Zaloguj się podając nazwę użytkownika, hasło i długość sesji
Szukanie zaawansowane  

Aktualności:

Forum SMF zostało uruchomione!

Strony: 1 2 3 [4] 5 6 ... 15

Autor Wątek: Palemki w Tarnowskich Górach  (Przeczytany 44810 razy)

klex

  • G1
  • Zaawansowany użytkownik
  • *
  • Wiadomości: 420
  • Strefa 6b
Odp: Palemki w Tarnowskich Górach
« Odpowiedź #45 dnia: Grudzień 11, 2017, 18:58:15 »

Widzę że rozmowa przybiera z każdą chwilą na wadze, więc chciałem wyjaśnić całą sytuację, po trochu odnosząc się do poszczególnych poruszanych tutaj tematów.
Oczywiście wszystkim jak najbardziej dziękuję za wypowiedzi, bo oznacza to że nikomu nie jest obojętna moja palemka ;) każdy chce jakoś pomóc w tym pierwszym zimowaniu a ja jak najbardziej podpowiedzi potrzebuję
 ale do rzeczy:
Mieszkam  w Tarnowskich Górach (jak pisze w tytule).
Miasto to położone jest ok 25 km od Katowic w lini prostej ,  każdy pewnie wie gdzie mniej więcej są Katowice
Tarnowskie Góry mimo że tak nazwa wskazuje, nie mają nic wspólnego z górami, jest to strefa 6B czyli ( nie aż taka tragedia)
W związku z tym nawet nie mam możliwości aby zakryć palmę na siedem miesięcy  bo musiałbym ją mieć zakrytą kiedy  tam grilluję czy to wiosną czy jesienią a w dobrym roku to nawet i wiosna i jesienią ;)
Dobrze jednak wiedzieć że traszek jest w stanie tyle wytrzymać  ;)
Jak już wiadomo traszek rośnie na działce ROD czyli nie mam dostępu na każde zawołanie.
Działka jest oddalona tylko o 3,5km  więc też tragedii tak naprawdę nie ma, teraz mam odkrytą palmę bo ma być +12 a nawet +13 w dzień i + 11 w nocy
Ostatnio kiedy właśnie ją odkryłem i według prognoz nie miało absolutnie nic padać , siedzę sobie pije piwko a tu nagle śnieżyca ....
Dlatego właśnie  chcę mieć szybę zawsze kiedy odkryję palmę. Fakt nie napisałem wcześniej że szyba ma być wyżej niż zakończenie styrobudy w celu przewiewu.
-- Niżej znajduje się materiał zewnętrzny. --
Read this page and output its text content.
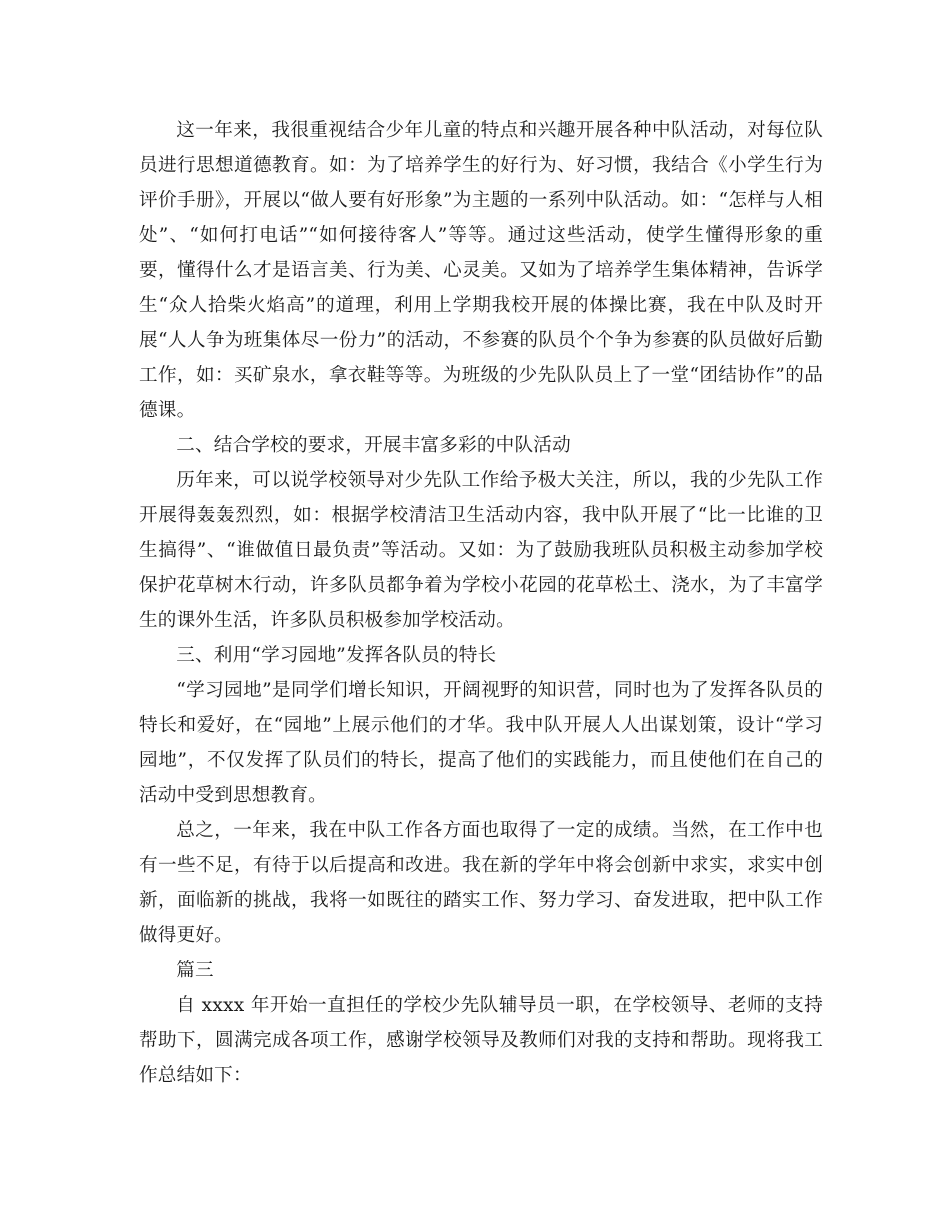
这一年来，我很重视结合少年儿童的特点和兴趣开展各种中队活动，对每位队员进行思想道德教育。如：为了培养学生的好行为、好习惯，我结合《小学生行为评价手册》，开展以“做人要有好形象”为主题的一系列中队活动。如：“怎样与人相处”、“如何打电话”“如何接待客人”等等。通过这些活动，使学生懂得形象的重要，懂得什么才是语言美、行为美、心灵美。又如为了培养学生集体精神，告诉学生“众人拾柴火焰高”的道理，利用上学期我校开展的体操比赛，我在中队及时开展“人人争为班集体尽一份力”的活动，不参赛的队员个个争为参赛的队员做好后勤工作，如：买矿泉水，拿衣鞋等等。为班级的少先队队员上了一堂“团结协作”的品德课。

二、结合学校的要求，开展丰富多彩的中队活动

历年来，可以说学校领导对少先队工作给予极大关注，所以，我的少先队工作开展得轰轰烈烈，如：根据学校清洁卫生活动内容，我中队开展了“比一比谁的卫生搞得”、“谁做值日最负责”等活动。又如：为了鼓励我班队员积极主动参加学校保护花草树木行动，许多队员都争着为学校小花园的花草松土、浇水，为了丰富学生的课外生活，许多队员积极参加学校活动。

三、利用“学习园地”发挥各队员的特长

“学习园地”是同学们增长知识，开阔视野的知识营，同时也为了发挥各队员的特长和爱好，在“园地”上展示他们的才华。我中队开展人人出谋划策，设计“学习园地”，不仅发挥了队员们的特长，提高了他们的实践能力，而且使他们在自己的活动中受到思想教育。

总之，一年来，我在中队工作各方面也取得了一定的成绩。当然，在工作中也有一些不足，有待于以后提高和改进。我在新的学年中将会创新中求实，求实中创新，面临新的挑战，我将一如既往的踏实工作、努力学习、奋发进取，把中队工作做得更好。

篇三

自 xxxx 年开始一直担任的学校少先队辅导员一职，在学校领导、老师的支持帮助下，圆满完成各项工作，感谢学校领导及教师们对我的支持和帮助。现将我工作总结如下：
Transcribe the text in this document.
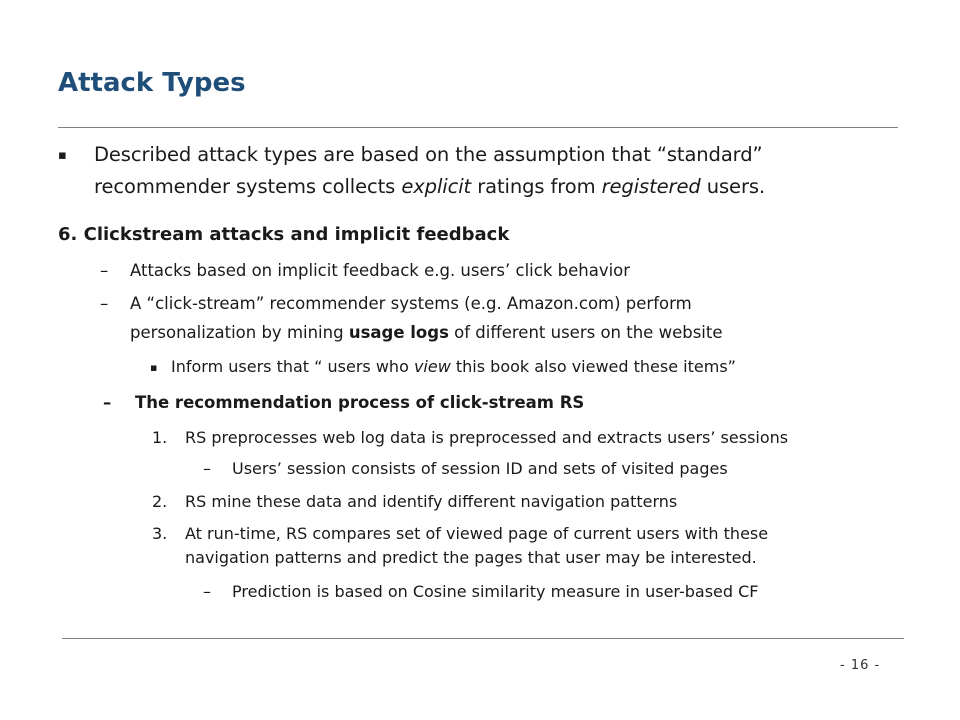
Attack Types
▪ Described attack types are based on the assumption that “standard”
recommender systems collects explicit ratings from registered users.
6. Clickstream attacks and implicit feedback
– Attacks based on implicit feedback e.g. users’ click behavior
– A “click-stream” recommender systems (e.g. Amazon.com) perform
personalization by mining usage logs of different users on the website
▪ Inform users that “ users who view this book also viewed these items”
– The recommendation process of click-stream RS
1. RS preprocesses web log data is preprocessed and extracts users’ sessions
– Users’ session consists of session ID and sets of visited pages
2. RS mine these data and identify different navigation patterns
3. At run-time, RS compares set of viewed page of current users with these
navigation patterns and predict the pages that user may be interested.
– Prediction is based on Cosine similarity measure in user-based CF
- 16 -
Pewnie niejeden z was się zastanawia dlaczego się tak obawiam opadów?
Może i niesłusznie ale skoro już tyle czasu była chroniona to nie chce teraz tego zaprzestać.
Niby żaden ogrzewany trach nie powinien stracić stożka - mam parę palemek w donicach (jest też drenaż w nich) i w tym roku właśnie, gdzieś w okolicach połowy września ( dokładnie nie pamiętam) po naprawdę długich opadach (w zasadzie padało prawie codziennie chyba z miesiąc  za wyjątkiem chyba dwóch słonecznych dni) wypadły dwa liście ze środka fortunei.
Nie chcę tego powtarzać- bo to pierwsza palma w gruncie , bo dosyć późno ją posadziłem no i jest to jej "pierwszy raz" zimą.
Zależy mi aby palma miała wiosną jak najszybszy start dlatego też nie zamierzam jej kłębić non stop w zamkniętej styrobudzie (np przy +12stC) tylko po to żeby mieć święty spokój .
Podpowiedzcie mi  czy np kiedy będą prognozy gdzie nocą  przymrozki  nie będą większe niż np -6 ( palma jest w styrobudzie tyle ze otwartej od góry) a w dzień okolice -1 przez dajmy na to 3 dni z rzędu to powinienem ją już zamknąć? Czy dać jej troszkę mrozu?
jaką granicę uznać dla niej za bezpieczną jeśli chodzi o temp utrzymującą się również w dzień na minusie?
Czy też lepiej zamknąć kiedy będą w nocy przymrozki poniżej dajmy na to -5st i nie otwierać mimo że w dzień będzie ok zera?
Później - kiedy już zamknę styrobudę to już sam sobie ocenię kiedy włączyć ogrzewanie obserwując jak spada temp w budzie. (nawet jeśli będzie trzeba tam jeździć kilka dni pod rząd w celu zapoznania się z sytuacją)
ale póki co nie chciałbym też przesadnie szybko jej zamykać i nie bardzo jestem w stanie stwierdzić jakie temperatury spokojnie mogę jej zafundować aby nie było żadnego zagrożenia.
Mam nadzieję że troszkę przedstawiłem moje podejście do palemki i dlaczego właśnie takie ono jest . Działka nie jest daleko ale też nie zawsze nagle chce się na nią jechać.
 Nie mniej jednak propozycja żeby trzymać tę palmę "pod chmurką "  tylko 5 miesięcy w roku od osoby z dziesięcioletnim stażem uprawiania palm w gruncie rozbawiła mnie nieco  :chichot:
też wytłumaczę od razu dlaczego..  chociażby dlatego że pelargonie mam bez żadnej ochrony średnio przez ponad 7 miesięcy w roku :o
Mam nadzieję że nikt nie ma mi nic za złe , po prostu przelałem swe myśli na "papier"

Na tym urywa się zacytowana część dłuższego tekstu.